À jamais unies par une dynastie et un père… ces sœurs Tudor, et elles font sépulture commune dans un caveau monumental à Westminster, auront partagé bien plus que cela. C’est Mary la première qui a pensé la souveraineté au féminin en parlant de la reine comme la mère de la nation. Elles auront prouvé que le pouvoir pouvait être exercé par une femme aussi intelligemment et avec parfois la même violence qu’un homme en maîtrisant le jeu et les intrigues politiques.

Elizabeth s’est taillée une image glorifiée à sa mesure, mais elle a aussi hérité de la réforme fiscale, du développement de la marine, de l’encouragement aux explorations qu’a initiés sa sœur.

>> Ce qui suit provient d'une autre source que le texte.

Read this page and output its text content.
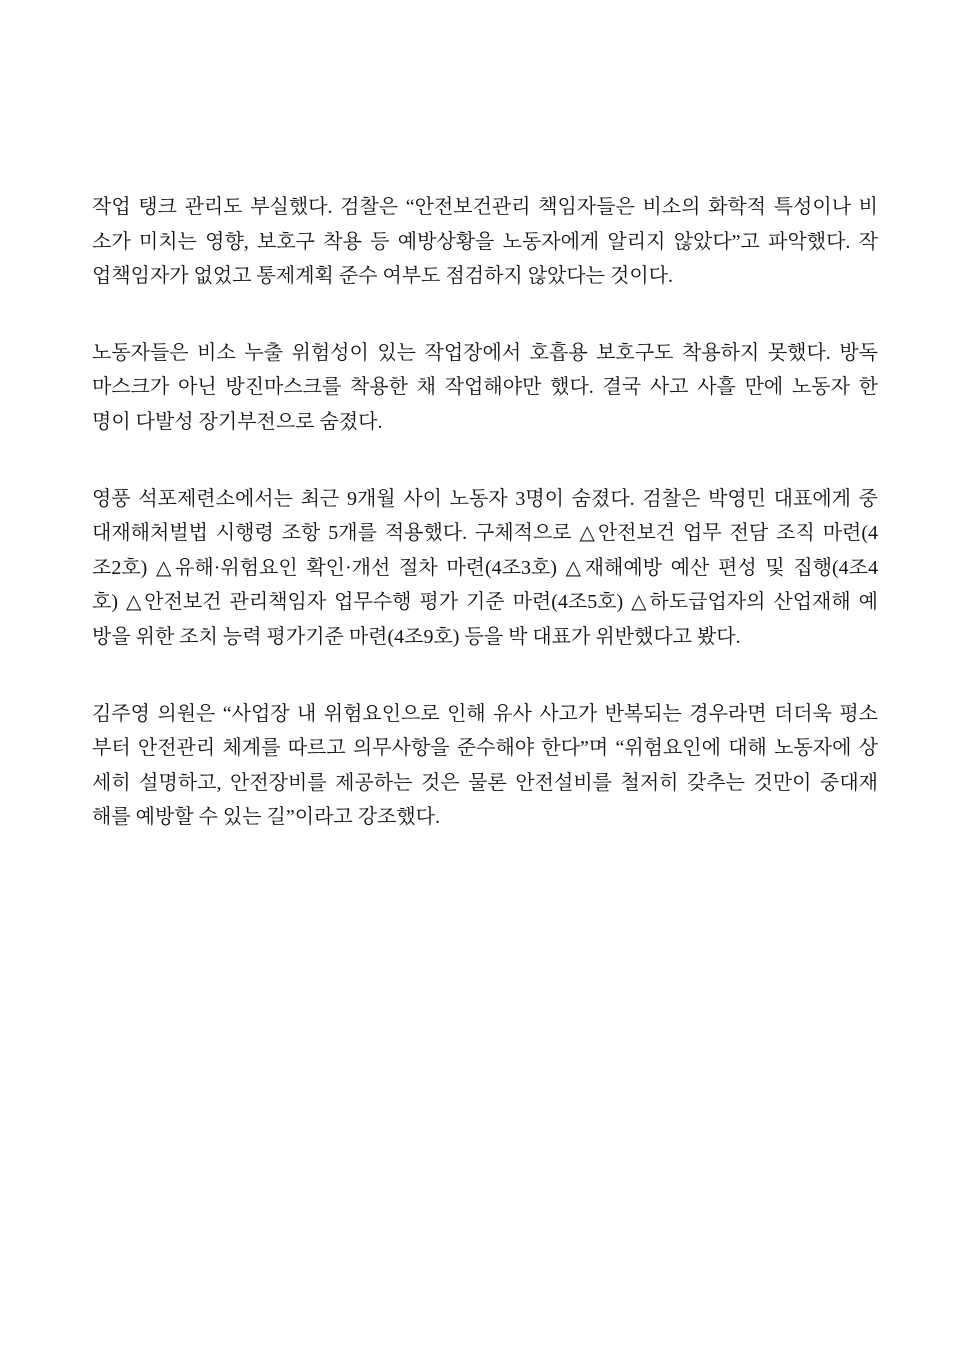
작업 탱크 관리도 부실했다. 검찰은 “안전보건관리 책임자들은 비소의 화학적 특성이나 비
소가 미치는 영향, 보호구 착용 등 예방상황을 노동자에게 알리지 않았다”고 파악했다. 작
업책임자가 없었고 통제계획 준수 여부도 점검하지 않았다는 것이다.

노동자들은 비소 누출 위험성이 있는 작업장에서 호흡용 보호구도 착용하지 못했다. 방독
마스크가 아닌 방진마스크를 착용한 채 작업해야만 했다. 결국 사고 사흘 만에 노동자 한
명이 다발성 장기부전으로 숨졌다.

영풍 석포제련소에서는 최근 9개월 사이 노동자 3명이 숨졌다. 검찰은 박영민 대표에게 중
대재해처벌법 시행령 조항 5개를 적용했다. 구체적으로 △안전보건 업무 전담 조직 마련(4
조2호) △유해·위험요인 확인·개선 절차 마련(4조3호) △재해예방 예산 편성 및 집행(4조4
호) △안전보건 관리책임자 업무수행 평가 기준 마련(4조5호) △하도급업자의 산업재해 예
방을 위한 조치 능력 평가기준 마련(4조9호) 등을 박 대표가 위반했다고 봤다.

김주영 의원은 “사업장 내 위험요인으로 인해 유사 사고가 반복되는 경우라면 더더욱 평소
부터 안전관리 체계를 따르고 의무사항을 준수해야 한다”며 “위험요인에 대해 노동자에 상
세히 설명하고, 안전장비를 제공하는 것은 물론 안전설비를 철저히 갖추는 것만이 중대재
해를 예방할 수 있는 길”이라고 강조했다.
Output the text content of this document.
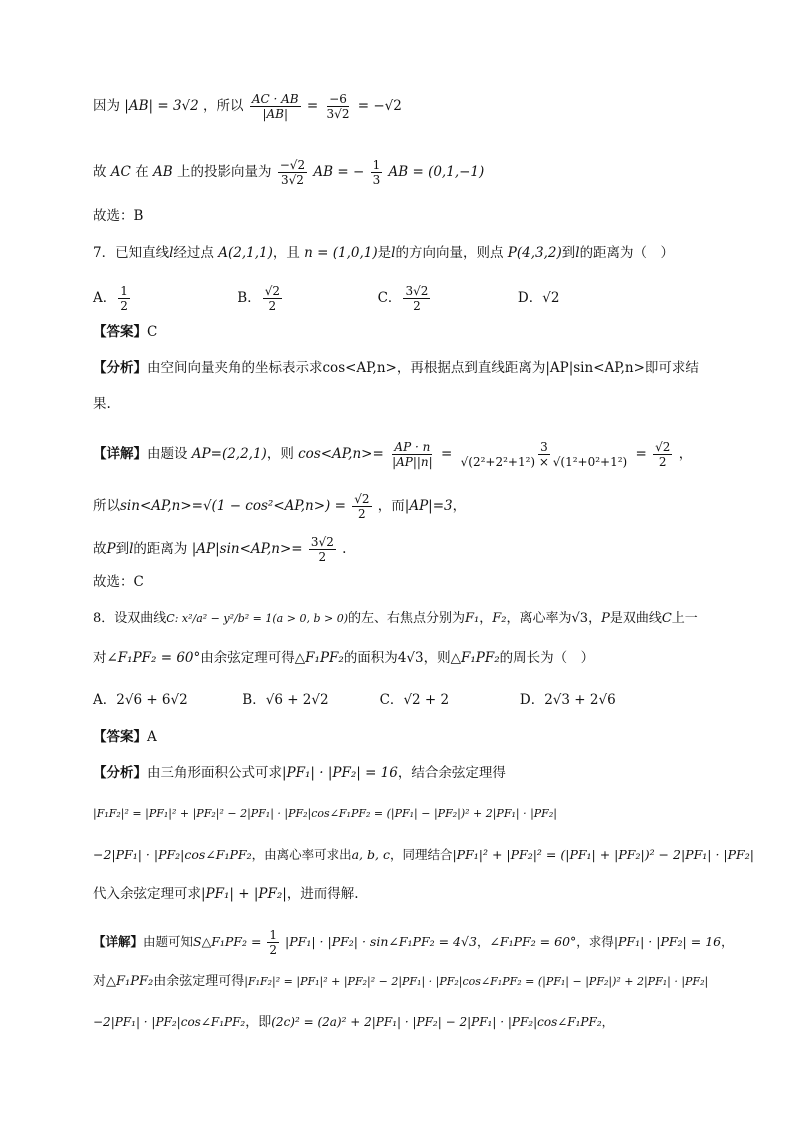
因为 |AB| = 3√2 ，所以 $\frac{AC \cdot AB}{|AB|} = \frac{-6}{3√2} = -√2$
故 AC 在 AB 上的投影向量为 $\frac{-√2}{3√2}$ AB = − $\frac{1}{3}$ AB = (0,1,−1)
故选：B
7．已知直线l经过点 A(2,1,1)，且 n = (1,0,1)是l的方向向量，则点 P(4,3,2)到l的距离为（　）
A． $\frac{1}{2}$	B． $\frac{√2}{2}$	C． $\frac{3√2}{2}$	D．√2
【答案】C
【分析】由空间向量夹角的坐标表示求cos<AP,n>，再根据点到直线距离为|AP|sin<AP,n>即可求结
果.
【详解】由题设 AP=(2,2,1)，则 $\cos<AP,n>= \frac{AP \cdot n}{|AP||n|} = \frac{3}{\text{√(2²+2²+1²) × √(1²+0²+1²)}} = \frac{√2}{2}$ ，
所以$\sin<AP,n>=√(1 - \cos^2<AP,n>) = \frac{√2}{2}$ ，而|AP|=3，
故P到l的距离为 $|AP|\sin<AP,n>= \frac{3√2}{2}$ .
故选：C
8．设双曲线C: x²/a² − y²/b² = 1(a > 0, b > 0)的左、右焦点分别为F₁，F₂，离心率为√3，P是双曲线C上一
对∠F₁PF₂ = 60°由余弦定理可得△F₁PF₂的面积为4√3，则△F₁PF₂的周长为（　）
A．2√6 + 6√2	B．√6 + 2√2	C．√2 + 2	D．2√3 + 2√6
【答案】A
【分析】由三角形面积公式可求|PF₁| · |PF₂| = 16，结合余弦定理得
|F₁F₂|² = |PF₁|² + |PF₂|² − 2|PF₁| · |PF₂|cos∠F₁PF₂ = (|PF₁| − |PF₂|)² + 2|PF₁| · |PF₂|
−2|PF₁| · |PF₂|cos∠F₁PF₂，由离心率可求出a, b, c，同理结合|PF₁|² + |PF₂|² = (|PF₁| + |PF₂|)² − 2|PF₁| · |PF₂|
代入余弦定理可求|PF₁| + |PF₂|，进而得解.
【详解】由题可知S△F₁PF₂ = $\frac{1}{2} |PF_1| \cdot |PF_2|$ · sin∠F₁PF₂ = 4√3，∠F₁PF₂ = 60°，求得|PF₁| · |PF₂| = 16，
对△F₁PF₂由余弦定理可得|F₁F₂|² = |PF₁|² + |PF₂|² − 2|PF₁| · |PF₂|cos∠F₁PF₂ = (|PF₁| − |PF₂|)² + 2|PF₁| · |PF₂|
−2|PF₁| · |PF₂|cos∠F₁PF₂，即(2c)² = (2a)² + 2|PF₁| · |PF₂| − 2|PF₁| · |PF₂|cos∠F₁PF₂，
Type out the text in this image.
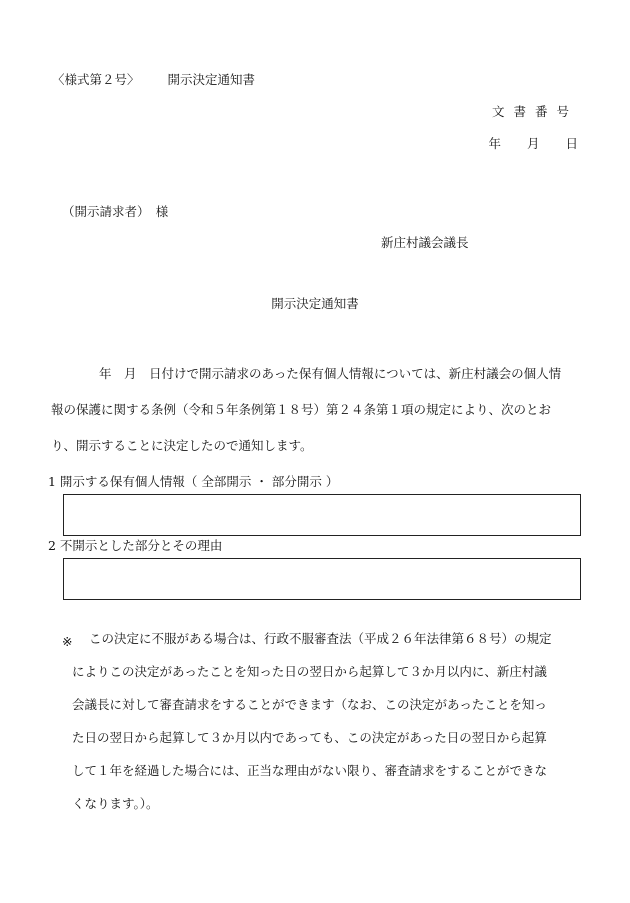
〈様式第２号〉 開示決定通知書
文書番号
年 月 日
（開示請求者）　様
新庄村議会議長
開示決定通知書
年　月　日付けで開示請求のあった保有個人情報については、新庄村議会の個人情
報の保護に関する条例（令和５年条例第１８号）第２４条第１項の規定により、次のとお
り、開示することに決定したので通知します。
1 開示する保有個人情報（ 全部開示 ・ 部分開示 ）
2 不開示とした部分とその理由
※	この決定に不服がある場合は、行政不服審査法（平成２６年法律第６８号）の規定
によりこの決定があったことを知った日の翌日から起算して３か月以内に、新庄村議
会議長に対して審査請求をすることができます（なお、この決定があったことを知っ
た日の翌日から起算して３か月以内であっても、この決定があった日の翌日から起算
して１年を経過した場合には、正当な理由がない限り、審査請求をすることができな
くなります。）。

Elizabeth règnera pendant 45 ans, refusera toute proposition de mariage, installera définitivement l’Église d’Angleterre, repoussera l’invincible armada de son beau-frère (ironie de l’histoire !), provoquera et assistera au renouveau culturel et idéologique de l’Angleterre, l’âge d’or en somme ! Elle a été l’un des meilleurs dirigeants que l’Angleterre n’ait jamais connus, reine célibataire associée à une notion de pouvoir absolu et d’autorité, et la dernière des Tudor.

Deux femmes, deux sœurs d’exception, ont ouvert la voie il y a près de 500 ans ! Et Shakespeare n’en n’a pas fait une pièce…

Anne-Marie Chust

À voir, deux films
Elizabeth de Shekhar Kapur (1998) où Cate Blanchett remporte le Golden Globe de la meilleure actrice
Elizabeth, l’âge d’or de Shekhar Kapur (2007)
À partager, deux cocktails

(à consommer sans modération pour le 2ème, la comparaison entre la longueur des règnes poussant à la raison)
Bloody Mary : cocktail à base de plus ou moins (selon les goûts) : vodka, jus de tomate, jus de citron et d’épices telles que le piment, la sauce Tabasco, la sauce Worcestershire, poivre, sel au céleri.
Virgin Bloody Mary : jus d’orange sanguine, jus de tomate, jus de carotte, deux tomates cerise jaune et rouge et une rondelle de citron (pour le décor).